The Democrats said in their civil case motion that they were entitled to know the purpose of the calls to government offices "at the time of the planning and implementation of the phone-jamming conspiracy … and the timing of the phone calls made by Mr. Tobin on Election Day."

While national Republican officials have said they deplore such operations, the     Republican National Committee said it paid for Tobin's defense because he is a longtime supporter and told officials he had committed no crime.

By Nov. 4, 2002, the Monday before the election, an Idaho firm was hired to make the hang-up calls. The Republican state chairman at the time, John Dowd, said in an interview he learned of the scheme that day and tried to stop it.

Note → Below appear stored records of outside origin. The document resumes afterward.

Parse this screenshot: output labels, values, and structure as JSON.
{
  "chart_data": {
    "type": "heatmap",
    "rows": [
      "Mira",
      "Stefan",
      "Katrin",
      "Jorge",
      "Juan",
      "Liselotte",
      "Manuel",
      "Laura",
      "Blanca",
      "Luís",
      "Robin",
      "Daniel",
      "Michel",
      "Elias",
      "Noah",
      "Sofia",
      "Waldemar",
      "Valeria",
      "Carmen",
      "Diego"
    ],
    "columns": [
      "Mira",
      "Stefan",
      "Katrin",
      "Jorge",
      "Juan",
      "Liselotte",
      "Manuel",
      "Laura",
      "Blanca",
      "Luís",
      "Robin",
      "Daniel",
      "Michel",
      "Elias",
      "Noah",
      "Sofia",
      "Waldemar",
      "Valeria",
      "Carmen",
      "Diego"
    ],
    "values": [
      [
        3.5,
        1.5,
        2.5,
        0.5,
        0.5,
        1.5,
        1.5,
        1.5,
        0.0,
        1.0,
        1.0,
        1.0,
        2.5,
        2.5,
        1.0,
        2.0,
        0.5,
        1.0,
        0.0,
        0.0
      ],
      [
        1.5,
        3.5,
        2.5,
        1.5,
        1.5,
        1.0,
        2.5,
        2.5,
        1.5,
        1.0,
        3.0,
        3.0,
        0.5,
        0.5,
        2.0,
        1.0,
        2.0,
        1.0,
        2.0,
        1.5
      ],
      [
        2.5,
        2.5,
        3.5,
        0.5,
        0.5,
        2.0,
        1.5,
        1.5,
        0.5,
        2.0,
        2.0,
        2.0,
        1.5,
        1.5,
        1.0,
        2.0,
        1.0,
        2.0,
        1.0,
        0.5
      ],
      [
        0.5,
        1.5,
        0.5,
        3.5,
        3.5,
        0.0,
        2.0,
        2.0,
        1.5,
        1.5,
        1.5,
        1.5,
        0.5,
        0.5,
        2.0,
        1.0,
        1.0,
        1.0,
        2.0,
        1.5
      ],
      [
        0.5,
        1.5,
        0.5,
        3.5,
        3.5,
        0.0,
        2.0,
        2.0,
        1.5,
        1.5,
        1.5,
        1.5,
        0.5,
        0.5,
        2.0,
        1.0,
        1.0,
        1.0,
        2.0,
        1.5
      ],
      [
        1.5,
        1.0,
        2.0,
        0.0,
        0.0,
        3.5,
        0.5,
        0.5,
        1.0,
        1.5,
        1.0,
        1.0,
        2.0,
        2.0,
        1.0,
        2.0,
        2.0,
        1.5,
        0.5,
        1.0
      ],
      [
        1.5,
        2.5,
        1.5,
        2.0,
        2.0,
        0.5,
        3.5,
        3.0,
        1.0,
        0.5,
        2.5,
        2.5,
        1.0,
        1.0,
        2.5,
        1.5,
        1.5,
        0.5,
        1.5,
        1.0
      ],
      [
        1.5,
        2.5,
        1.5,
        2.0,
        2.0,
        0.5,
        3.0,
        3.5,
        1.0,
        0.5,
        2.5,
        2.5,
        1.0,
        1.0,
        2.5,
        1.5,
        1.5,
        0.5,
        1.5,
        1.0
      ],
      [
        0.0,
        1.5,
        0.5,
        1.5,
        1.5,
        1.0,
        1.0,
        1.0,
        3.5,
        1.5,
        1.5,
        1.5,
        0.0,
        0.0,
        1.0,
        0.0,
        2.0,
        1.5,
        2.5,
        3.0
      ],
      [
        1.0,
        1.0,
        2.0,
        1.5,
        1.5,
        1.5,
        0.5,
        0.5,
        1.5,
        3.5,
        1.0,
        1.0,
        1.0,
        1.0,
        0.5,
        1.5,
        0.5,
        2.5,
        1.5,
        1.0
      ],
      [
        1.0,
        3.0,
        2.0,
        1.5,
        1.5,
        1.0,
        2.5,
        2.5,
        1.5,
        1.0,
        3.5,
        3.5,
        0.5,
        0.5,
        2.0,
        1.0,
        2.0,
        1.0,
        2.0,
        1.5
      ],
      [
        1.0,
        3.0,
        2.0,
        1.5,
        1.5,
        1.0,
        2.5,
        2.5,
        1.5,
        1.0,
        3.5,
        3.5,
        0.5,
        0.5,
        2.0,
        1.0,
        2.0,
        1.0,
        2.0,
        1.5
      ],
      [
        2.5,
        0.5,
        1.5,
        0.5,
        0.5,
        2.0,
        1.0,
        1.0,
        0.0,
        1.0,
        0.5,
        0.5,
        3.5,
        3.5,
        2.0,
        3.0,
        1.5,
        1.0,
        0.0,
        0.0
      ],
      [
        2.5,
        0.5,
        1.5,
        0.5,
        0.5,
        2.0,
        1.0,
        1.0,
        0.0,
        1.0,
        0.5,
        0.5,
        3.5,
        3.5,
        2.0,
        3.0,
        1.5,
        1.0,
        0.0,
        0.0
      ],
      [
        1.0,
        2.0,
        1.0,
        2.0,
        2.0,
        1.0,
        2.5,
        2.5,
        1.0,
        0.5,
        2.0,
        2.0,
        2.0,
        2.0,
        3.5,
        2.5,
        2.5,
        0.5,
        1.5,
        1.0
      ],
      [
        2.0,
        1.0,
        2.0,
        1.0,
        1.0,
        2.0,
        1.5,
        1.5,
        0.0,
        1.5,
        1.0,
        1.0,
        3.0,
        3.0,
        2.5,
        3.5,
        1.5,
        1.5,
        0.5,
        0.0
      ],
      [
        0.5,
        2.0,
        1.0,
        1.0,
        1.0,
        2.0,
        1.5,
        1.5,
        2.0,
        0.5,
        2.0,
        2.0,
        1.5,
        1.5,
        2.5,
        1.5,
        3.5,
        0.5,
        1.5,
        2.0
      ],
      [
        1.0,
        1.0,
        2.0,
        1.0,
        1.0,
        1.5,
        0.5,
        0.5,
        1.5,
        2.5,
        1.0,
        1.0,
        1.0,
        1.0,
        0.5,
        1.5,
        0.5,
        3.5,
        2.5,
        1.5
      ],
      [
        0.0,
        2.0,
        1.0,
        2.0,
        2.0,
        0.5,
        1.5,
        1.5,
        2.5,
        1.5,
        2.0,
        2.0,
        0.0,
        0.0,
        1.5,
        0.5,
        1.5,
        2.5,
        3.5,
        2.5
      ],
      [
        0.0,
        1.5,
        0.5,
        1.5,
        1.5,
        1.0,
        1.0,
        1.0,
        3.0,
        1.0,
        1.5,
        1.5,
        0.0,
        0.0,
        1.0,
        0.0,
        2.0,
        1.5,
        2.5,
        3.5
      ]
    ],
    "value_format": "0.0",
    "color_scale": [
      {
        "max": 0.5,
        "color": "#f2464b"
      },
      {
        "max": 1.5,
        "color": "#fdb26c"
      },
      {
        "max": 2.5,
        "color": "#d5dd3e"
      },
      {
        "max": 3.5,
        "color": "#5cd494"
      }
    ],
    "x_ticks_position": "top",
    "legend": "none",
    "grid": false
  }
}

Dowd, who blamed an aide for devising the scheme without his knowledge, contended that the jamming began on Election Day despite his efforts. A police report confirmed the Manchester Professional Fire Fighters Association reported the hang-up calls began about 7:15 a.m. and continued for about two hours. The association was offering rides to the polls.

Virtually all the calls to the White House went to the same number, which currently rings inside the political affairs office. In 2002, White House political affairs was led by now-RNC chairman Ken Mehlman. The White House declined to say which staffer was assigned that phone number in 2002.

"As policy, we don't discuss ongoing legal proceedings within the courts," White House spokesman Ken Lisaius said.

Robert Kelner, a Washington lawyer representing the Republican National Committee in the civil litigation, said there was no connection between the phone jamming operation and the calls to the White House and party officials.

"On Election Day, as anybody involved in politics knows, there's a tremendous volume of calls between political operatives in the field and political operatives in Washington," Kelner said.

"If all you're pointing out is calls between Republican National Committee regional political officials and the White House political office on Election Day, you're pointing out nothing that hasn't been true on every Election Day," he said.